BEIJING: Chinese steel futures traded in a tight range on Thursday, as investors looked for government measures to uplift its economy reeling from a recent resurgence in COVID-19 cases.
The cabinet said on Wednesday China would use timely cuts to reserve requirement ratios and other policy tools to support the economy, as well as industries and small firms hit by the pandemic.
The most-active construction material steel rebar contract on the Shanghai Futures Exchange, for October delivery, inched up 0.3% to 4,990 yuan ($783.80) a tonne as of 0330 GMT.
Hot rolled coils used in the manufacturing sector jumped 0.6% to 5,159 yuan per tonne. The May contract of stainless steel futures gained 0.4% to 19,740 yuan a tonne.
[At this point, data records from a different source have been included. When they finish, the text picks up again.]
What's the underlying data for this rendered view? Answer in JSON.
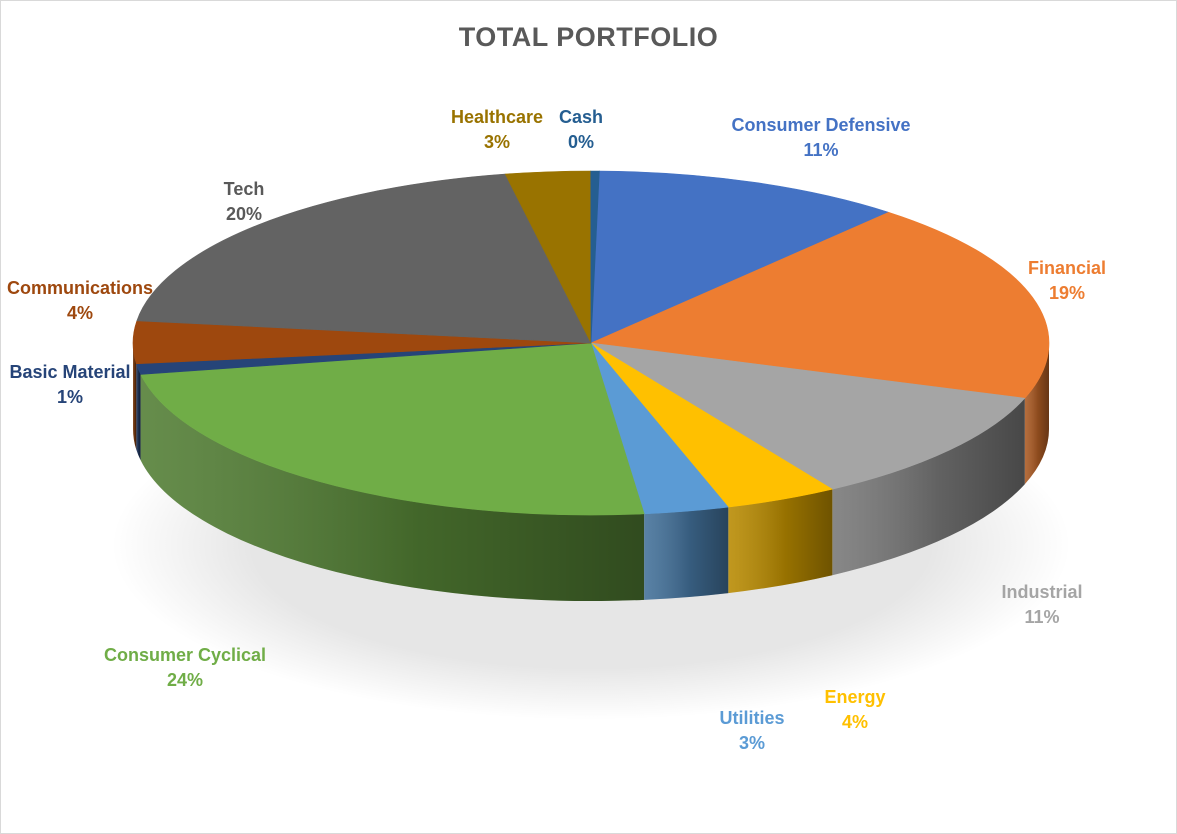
{
  "chart_data": {
    "type": "pie",
    "title": "TOTAL PORTFOLIO",
    "slices": [
      {
        "name": "Consumer Defensive",
        "pct_label": "11%",
        "value": 11,
        "color": "#4472C4"
      },
      {
        "name": "Financial",
        "pct_label": "19%",
        "value": 19,
        "color": "#ED7D31"
      },
      {
        "name": "Industrial",
        "pct_label": "11%",
        "value": 11,
        "color": "#A5A5A5"
      },
      {
        "name": "Energy",
        "pct_label": "4%",
        "value": 4,
        "color": "#FFC000"
      },
      {
        "name": "Utilities",
        "pct_label": "3%",
        "value": 3,
        "color": "#5B9BD5"
      },
      {
        "name": "Consumer Cyclical",
        "pct_label": "24%",
        "value": 24,
        "color": "#70AD47"
      },
      {
        "name": "Basic Material",
        "pct_label": "1%",
        "value": 1,
        "color": "#264478"
      },
      {
        "name": "Communications",
        "pct_label": "4%",
        "value": 4,
        "color": "#9E480E"
      },
      {
        "name": "Tech",
        "pct_label": "20%",
        "value": 20,
        "color": "#636363"
      },
      {
        "name": "Healthcare",
        "pct_label": "3%",
        "value": 3,
        "color": "#997300"
      },
      {
        "name": "Cash",
        "pct_label": "0%",
        "value": 0.3,
        "color": "#255E91"
      }
    ],
    "label_colors": {
      "Consumer Defensive": "#4472C4",
      "Financial": "#ED7D31",
      "Industrial": "#A5A5A5",
      "Energy": "#FFC000",
      "Utilities": "#5B9BD5",
      "Consumer Cyclical": "#70AD47",
      "Basic Material": "#264478",
      "Communications": "#9E480E",
      "Tech": "#595959",
      "Healthcare": "#997300",
      "Cash": "#255E91"
    },
    "style": "3d-tilted",
    "legend": "none"
  }
}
Benchmark iron ore futures on the Dalian Commodity Exchange, for September delivery, dipped 0.9% to 892 yuan a tonne, tracking spot 62% iron ore which fell $2 to $152 per tonne in the previous session, according to SteelHome consultancy.
Li Wentao, an analyst with Tianfeng Futures highlighted that some Chinese cities had recently relaxed their property sales policies. “Real estate sales are improving, and the market is mainly focusing on how long will it take to transfer (this momentum) to the property development sector.”
Li also expects steel demand to recover in the second half of the year and flagged that price of steelmaking raw materials, such as iron ore, coke and steel scrap, were still high and squeezing mills’ profits. Among other raw material prices, Dalian coking coal increased 0.3% to 3,208 yuan a tonne and coke prices jumped 2.2% to 4,192 yuan per tonne.